Modeling sea-level processes on the US Atlantic Coast

One of the major concerns engendered by a warming climate are changing sea levels and their lasting effects on coastal populations, infrastructures, and natural habitats. Sea levels are now monitored by satellites, but long-term records are only available at discrete locations along the coasts. Sea levels and sea-level processes must be better understood at the local level to best inform real-world adaptation decisions. We propose a statistical model that facilitates the characterization of known sea-level processes, which jointly govern the observed sea level along the United States Atlantic Coast. Our model not only incorporates long-term sea level rise and seasonal cycles but also accurately accounts for residual spatiotemporal processes.

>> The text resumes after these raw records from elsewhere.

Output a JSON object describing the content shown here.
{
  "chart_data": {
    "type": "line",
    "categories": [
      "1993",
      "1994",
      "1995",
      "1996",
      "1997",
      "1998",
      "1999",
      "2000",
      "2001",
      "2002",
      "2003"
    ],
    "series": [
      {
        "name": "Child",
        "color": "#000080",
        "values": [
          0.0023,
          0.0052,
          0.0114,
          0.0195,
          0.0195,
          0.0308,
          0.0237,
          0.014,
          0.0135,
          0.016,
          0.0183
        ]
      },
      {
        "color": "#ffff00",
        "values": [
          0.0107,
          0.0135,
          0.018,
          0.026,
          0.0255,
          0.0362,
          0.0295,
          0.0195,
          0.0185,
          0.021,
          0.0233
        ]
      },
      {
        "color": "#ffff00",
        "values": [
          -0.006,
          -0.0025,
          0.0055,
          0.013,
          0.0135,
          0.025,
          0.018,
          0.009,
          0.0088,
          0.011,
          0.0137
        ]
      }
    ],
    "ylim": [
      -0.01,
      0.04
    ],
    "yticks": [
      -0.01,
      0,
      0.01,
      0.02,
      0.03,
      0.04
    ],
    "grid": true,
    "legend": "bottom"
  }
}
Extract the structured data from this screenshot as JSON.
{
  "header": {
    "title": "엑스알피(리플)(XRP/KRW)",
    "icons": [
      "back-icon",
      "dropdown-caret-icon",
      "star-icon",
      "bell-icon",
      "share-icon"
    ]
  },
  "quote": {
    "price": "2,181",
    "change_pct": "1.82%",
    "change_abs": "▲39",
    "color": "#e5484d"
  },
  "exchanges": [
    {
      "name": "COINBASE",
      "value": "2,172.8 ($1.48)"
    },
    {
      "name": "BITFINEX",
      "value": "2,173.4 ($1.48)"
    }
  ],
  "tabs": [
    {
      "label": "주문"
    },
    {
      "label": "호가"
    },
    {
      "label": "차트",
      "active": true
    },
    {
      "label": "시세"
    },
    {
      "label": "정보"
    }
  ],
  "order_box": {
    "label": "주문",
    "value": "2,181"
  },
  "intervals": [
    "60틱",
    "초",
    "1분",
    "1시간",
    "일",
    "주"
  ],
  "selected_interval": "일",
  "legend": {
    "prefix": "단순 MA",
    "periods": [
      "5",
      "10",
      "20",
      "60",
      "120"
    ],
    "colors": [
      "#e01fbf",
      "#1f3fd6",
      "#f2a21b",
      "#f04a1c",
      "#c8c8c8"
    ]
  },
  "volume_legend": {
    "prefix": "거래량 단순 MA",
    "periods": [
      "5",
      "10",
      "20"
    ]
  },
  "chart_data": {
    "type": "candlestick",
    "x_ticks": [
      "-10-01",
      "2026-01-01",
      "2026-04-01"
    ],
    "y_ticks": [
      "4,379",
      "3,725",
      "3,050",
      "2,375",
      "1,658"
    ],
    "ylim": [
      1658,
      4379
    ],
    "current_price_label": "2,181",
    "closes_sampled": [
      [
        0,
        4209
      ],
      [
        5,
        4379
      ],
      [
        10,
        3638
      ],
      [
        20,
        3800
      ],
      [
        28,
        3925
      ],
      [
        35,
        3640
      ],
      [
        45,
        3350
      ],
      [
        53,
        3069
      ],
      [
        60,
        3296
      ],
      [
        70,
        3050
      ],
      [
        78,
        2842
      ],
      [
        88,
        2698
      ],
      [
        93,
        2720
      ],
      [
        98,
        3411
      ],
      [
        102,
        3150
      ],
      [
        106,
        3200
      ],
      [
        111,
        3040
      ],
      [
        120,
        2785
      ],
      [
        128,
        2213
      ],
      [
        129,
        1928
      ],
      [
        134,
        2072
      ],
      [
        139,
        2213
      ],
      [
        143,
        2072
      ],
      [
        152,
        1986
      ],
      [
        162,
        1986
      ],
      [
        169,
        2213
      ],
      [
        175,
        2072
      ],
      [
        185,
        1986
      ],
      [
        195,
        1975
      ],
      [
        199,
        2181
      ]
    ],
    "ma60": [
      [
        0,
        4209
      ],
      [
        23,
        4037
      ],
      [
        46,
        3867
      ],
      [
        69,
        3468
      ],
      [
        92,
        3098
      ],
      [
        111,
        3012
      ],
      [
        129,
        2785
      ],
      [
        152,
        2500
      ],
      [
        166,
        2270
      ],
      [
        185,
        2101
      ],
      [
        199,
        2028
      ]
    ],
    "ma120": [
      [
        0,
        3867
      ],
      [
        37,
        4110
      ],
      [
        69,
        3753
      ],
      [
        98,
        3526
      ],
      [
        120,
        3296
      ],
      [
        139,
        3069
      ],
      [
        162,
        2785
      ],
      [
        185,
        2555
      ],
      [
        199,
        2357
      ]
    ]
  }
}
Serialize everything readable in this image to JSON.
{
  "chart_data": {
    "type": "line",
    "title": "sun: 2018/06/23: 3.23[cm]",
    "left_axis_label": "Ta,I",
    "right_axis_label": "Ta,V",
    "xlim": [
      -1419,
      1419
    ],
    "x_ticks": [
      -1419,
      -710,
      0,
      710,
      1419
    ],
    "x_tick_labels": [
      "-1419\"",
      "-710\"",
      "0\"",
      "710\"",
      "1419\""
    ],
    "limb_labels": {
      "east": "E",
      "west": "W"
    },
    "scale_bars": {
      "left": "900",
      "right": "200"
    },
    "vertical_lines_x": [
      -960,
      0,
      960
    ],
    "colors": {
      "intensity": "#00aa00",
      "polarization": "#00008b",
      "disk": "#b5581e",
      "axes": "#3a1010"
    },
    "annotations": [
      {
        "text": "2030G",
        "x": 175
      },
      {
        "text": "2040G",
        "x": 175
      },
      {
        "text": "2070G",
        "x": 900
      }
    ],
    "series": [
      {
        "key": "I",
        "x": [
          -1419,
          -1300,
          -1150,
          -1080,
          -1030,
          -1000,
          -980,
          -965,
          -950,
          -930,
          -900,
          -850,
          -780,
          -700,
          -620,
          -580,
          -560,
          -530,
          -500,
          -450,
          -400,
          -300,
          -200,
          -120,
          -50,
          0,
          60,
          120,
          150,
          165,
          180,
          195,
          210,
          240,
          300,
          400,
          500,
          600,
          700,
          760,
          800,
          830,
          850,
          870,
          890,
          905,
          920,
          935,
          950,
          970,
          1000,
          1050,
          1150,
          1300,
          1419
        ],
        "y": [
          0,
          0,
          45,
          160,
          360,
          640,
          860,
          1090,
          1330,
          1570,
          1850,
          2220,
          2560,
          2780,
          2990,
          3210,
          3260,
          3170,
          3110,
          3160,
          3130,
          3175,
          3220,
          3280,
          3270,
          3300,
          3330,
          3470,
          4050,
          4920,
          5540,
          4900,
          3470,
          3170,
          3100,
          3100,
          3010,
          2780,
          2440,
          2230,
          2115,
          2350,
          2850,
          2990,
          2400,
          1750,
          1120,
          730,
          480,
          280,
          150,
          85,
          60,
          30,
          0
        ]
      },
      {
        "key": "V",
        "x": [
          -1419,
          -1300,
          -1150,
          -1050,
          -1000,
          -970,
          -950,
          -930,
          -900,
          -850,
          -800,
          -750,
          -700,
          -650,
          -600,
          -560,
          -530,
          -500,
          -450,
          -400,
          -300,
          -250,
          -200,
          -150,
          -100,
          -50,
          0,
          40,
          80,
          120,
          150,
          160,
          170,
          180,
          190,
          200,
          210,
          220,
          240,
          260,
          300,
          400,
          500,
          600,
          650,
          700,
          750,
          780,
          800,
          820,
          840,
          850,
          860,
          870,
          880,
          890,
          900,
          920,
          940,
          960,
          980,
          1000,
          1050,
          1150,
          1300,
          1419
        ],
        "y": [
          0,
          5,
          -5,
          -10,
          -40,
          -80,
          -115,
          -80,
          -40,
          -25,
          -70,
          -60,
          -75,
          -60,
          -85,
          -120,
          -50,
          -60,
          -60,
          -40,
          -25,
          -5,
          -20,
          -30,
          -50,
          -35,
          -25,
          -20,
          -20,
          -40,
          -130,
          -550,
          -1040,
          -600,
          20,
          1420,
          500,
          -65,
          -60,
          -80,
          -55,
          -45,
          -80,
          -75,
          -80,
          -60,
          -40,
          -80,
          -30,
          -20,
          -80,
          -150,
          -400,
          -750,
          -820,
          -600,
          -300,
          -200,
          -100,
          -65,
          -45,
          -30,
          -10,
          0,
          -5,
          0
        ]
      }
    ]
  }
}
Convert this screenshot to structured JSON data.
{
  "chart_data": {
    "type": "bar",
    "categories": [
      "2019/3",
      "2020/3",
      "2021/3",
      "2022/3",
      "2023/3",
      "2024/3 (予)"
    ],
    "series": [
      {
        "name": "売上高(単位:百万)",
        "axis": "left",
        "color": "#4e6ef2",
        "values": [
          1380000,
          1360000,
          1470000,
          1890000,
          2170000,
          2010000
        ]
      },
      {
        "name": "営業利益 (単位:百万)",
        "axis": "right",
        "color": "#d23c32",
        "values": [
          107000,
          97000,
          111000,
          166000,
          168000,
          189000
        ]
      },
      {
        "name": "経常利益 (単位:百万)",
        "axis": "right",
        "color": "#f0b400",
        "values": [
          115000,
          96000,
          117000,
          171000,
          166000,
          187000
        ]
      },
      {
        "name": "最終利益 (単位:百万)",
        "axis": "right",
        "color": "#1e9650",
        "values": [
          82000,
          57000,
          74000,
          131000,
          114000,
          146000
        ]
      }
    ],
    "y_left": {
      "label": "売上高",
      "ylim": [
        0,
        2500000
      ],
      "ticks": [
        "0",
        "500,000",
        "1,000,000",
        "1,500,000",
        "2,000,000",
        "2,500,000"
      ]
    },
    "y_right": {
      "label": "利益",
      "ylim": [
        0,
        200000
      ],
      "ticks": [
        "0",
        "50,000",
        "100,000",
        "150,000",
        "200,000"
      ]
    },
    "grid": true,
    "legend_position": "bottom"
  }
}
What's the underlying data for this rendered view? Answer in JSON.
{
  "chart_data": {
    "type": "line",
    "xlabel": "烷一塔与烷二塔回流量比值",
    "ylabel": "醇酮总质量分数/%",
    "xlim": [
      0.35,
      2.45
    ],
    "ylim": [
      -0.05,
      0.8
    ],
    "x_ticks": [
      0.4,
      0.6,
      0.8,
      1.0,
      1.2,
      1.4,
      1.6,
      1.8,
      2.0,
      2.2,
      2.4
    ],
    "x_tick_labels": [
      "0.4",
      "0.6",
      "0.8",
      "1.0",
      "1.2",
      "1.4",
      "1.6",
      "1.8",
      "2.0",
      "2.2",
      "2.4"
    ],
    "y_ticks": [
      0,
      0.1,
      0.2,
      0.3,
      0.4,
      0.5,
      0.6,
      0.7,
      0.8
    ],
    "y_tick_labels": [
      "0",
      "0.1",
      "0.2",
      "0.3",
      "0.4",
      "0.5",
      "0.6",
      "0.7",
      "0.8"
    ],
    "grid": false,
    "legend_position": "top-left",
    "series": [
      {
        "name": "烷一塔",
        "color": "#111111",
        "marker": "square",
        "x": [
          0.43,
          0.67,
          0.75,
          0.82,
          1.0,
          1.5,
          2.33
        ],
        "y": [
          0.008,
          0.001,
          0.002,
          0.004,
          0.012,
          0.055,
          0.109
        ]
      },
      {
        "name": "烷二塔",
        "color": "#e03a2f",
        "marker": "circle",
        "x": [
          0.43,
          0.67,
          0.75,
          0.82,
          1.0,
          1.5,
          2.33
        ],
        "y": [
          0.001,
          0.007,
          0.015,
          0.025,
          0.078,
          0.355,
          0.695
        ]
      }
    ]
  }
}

By combining a spatially varying coefficient modeling approach with spatiotemporal factor analysis methods in a Bayesian framework, the method represents the contribution of each of these processes and accounts for corresponding dependencies and uncertainties in a coherent way. Additionally, the model provides a consistent way to estimate these processes and sea level values at unmonitored locations along the coast. We show the outcome of the proposed model using thirty years of sea level data from 38 stations along the Atlantic (east) Coast of the United States. Among other results, our method estimates the rate of sea level rise to range from roughly 1 mm/year in the northern and southern regions of the Atlantic coast to 5.4 mm/year in the middle region.